For participants within the ASD-C group, medical diagnosis of ASD or educational eligibility under the ASD category was reported by parents; however, parents were not required to provide documentation of such. Therefore, to validate group differences on characteristics of ASD, the caregiver response form from the Children's Communication Checklist–Second Edition (Bishop, 2006) was completed by parents of participants from both groups. An overall pragmatic score was derived by adding raw scores from scales addressing social communication skills (i.e., inappropriate initiation, scripted language, use of context, and nonverbal communication) and autistic-like features (i.e., social relations and interests). An independent t test confirmed significant differences between the TD-C and ASD-C groups on overall pragmatic functioning, t(28) = 9.81, p < .001, d = 3.58. Language scores for the ASD-C group were also collected. Average scores on the Clinical Evaluation of Language Fundamentals–Fifth Edition for Receptive and Expressive Language subtests were 92.33 and 88.66, respectively.

Adults

The adult groups consisted of participants between the ages of 20 and 40 years (see Table 1). Participants from the TD-A group were recruited from undergraduate classes at Utah State University. Participants in the TD-A groups reported no developmental delays or learning disabilities. Language skills of these adults were confirmed within normal limits during an informal conversation with the experimenter. Participants in the ASD-A group were recruited from a transitional school for individuals with autism. These participants had received a verified ASD diagnosis from a licensed clinical social worker or a clinical mental health counselor no more than 3 years before the experiment. In addition, participants in this group had an IQ level of 90 or above. Individual language skills of both groups of participants with ASD were not required to be within normal limits. However, an informal assessment requiring participants to (a) demonstrate understanding of basic instructions relating to the task (i.e., follow directions relating to attending to stimuli, remain quiet while the video was playing, give descriptions when instructed) and (b) produce adequate descriptions of pictures (i.e., produce descriptions that were free from palilalia, echolalia, or idiosyncratic phrases; produce a description with vocabulary relating to the picture; and speak for the full 15 s without excessive delays or inappropriate pausing) was given to ensure that speech and language skills were of sufficient level to participate in the experimental procedure.

Stimuli

Audiovisual stimuli used in this study featured one female native speaker (22 years old) of American English. Stimuli were created in a sound-attenuated booth with an industry standard microphone (Shure SM58) and video camera (Canon EOS 70D), positioned to capture a view of the speaker's head and shoulders against a neutral backdrop. The speaker was encouraged to use her “normal speaking” voice while producing the stimuli for the study. Output elicited during the stimuli collection task was recorded digitally to a memory card at 48 kHz (16-bit sampling rate) and stored as individual recording files.

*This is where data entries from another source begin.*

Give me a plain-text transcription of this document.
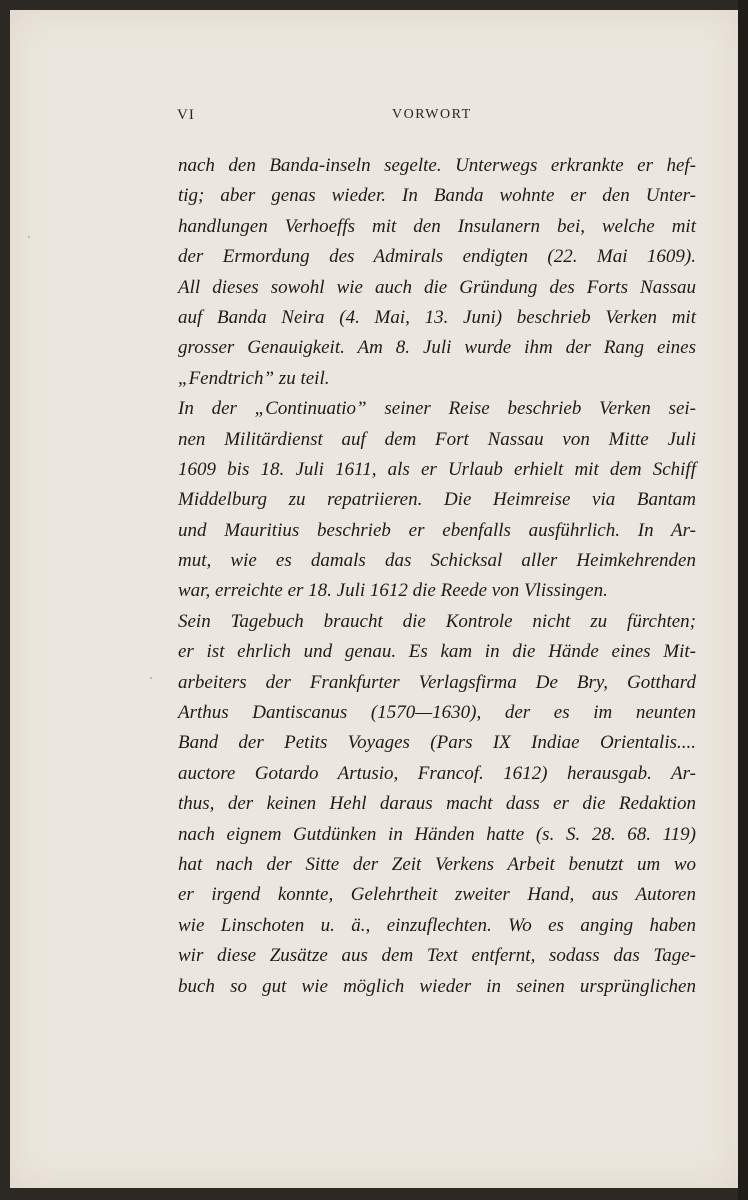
VI	VORWORT
nach den Banda-inseln segelte. Unterwegs erkrankte er hef-
tig; aber genas wieder. In Banda wohnte er den Unter-
handlungen Verhoeffs mit den Insulanern bei, welche mit
der Ermordung des Admirals endigten (22. Mai 1609).
All dieses sowohl wie auch die Gründung des Forts Nassau
auf Banda Neira (4. Mai, 13. Juni) beschrieb Verken mit
grosser Genauigkeit. Am 8. Juli wurde ihm der Rang eines
„Fendtrich” zu teil.
In der „Continuatio” seiner Reise beschrieb Verken sei-
nen Militärdienst auf dem Fort Nassau von Mitte Juli
1609 bis 18. Juli 1611, als er Urlaub erhielt mit dem Schiff
Middelburg zu repatriieren. Die Heimreise via Bantam
und Mauritius beschrieb er ebenfalls ausführlich. In Ar-
mut, wie es damals das Schicksal aller Heimkehrenden
war, erreichte er 18. Juli 1612 die Reede von Vlissingen.
Sein Tagebuch braucht die Kontrole nicht zu fürchten;
er ist ehrlich und genau. Es kam in die Hände eines Mit-
arbeiters der Frankfurter Verlagsfirma De Bry, Gotthard
Arthus Dantiscanus (1570—1630), der es im neunten
Band der Petits Voyages (Pars IX Indiae Orientalis....
auctore Gotardo Artusio, Francof. 1612) herausgab. Ar-
thus, der keinen Hehl daraus macht dass er die Redaktion
nach eignem Gutdünken in Händen hatte (s. S. 28. 68. 119)
hat nach der Sitte der Zeit Verkens Arbeit benutzt um wo
er irgend konnte, Gelehrtheit zweiter Hand, aus Autoren
wie Linschoten u. ä., einzuflechten. Wo es anging haben
wir diese Zusätze aus dem Text entfernt, sodass das Tage-
buch so gut wie möglich wieder in seinen ursprünglichen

Fifteen audiovisual recordings, termed speech exposure recordings, were created. In each recording, the speaker is shown holding a novel picture from a popular children's book. 5 The speaker introduces the picture, requests that participants describe what they see, and provides examples of what participants could talk about for each picture (see the Appendix for a sample transcript). Each recording was between 20 and 25 s in length. The original recordings were then digitally manipulated to create two additional versions of each, one with a slower speech rate and one with a faster speech rate. The slow speech rates were calculated as 80% of the original speech rate, and the fast speech rates as 120%. This level of rate modification was chosen to provide sufficient variability in the speech rate of the speaker while still retaining a natural-sounding speech rate. This resulted in slow and fast speech rate conditions for each original recording.

Procedure

Before beginning this study, experimental procedures were piloted on three instructors at a university-based educational center for children with ASD, ensuring that all aspects of the experiment were suitable for participants. The experiment was conducted in a quiet room. Participants were told that they would be participating in a study examining speech patterns of different groups of individuals. However, no other explanation about the purpose of the study was given before the experiment. The use of participants who were blinded to the guiding hypotheses of the experiment was approved by the Utah State University Institutional Review Board.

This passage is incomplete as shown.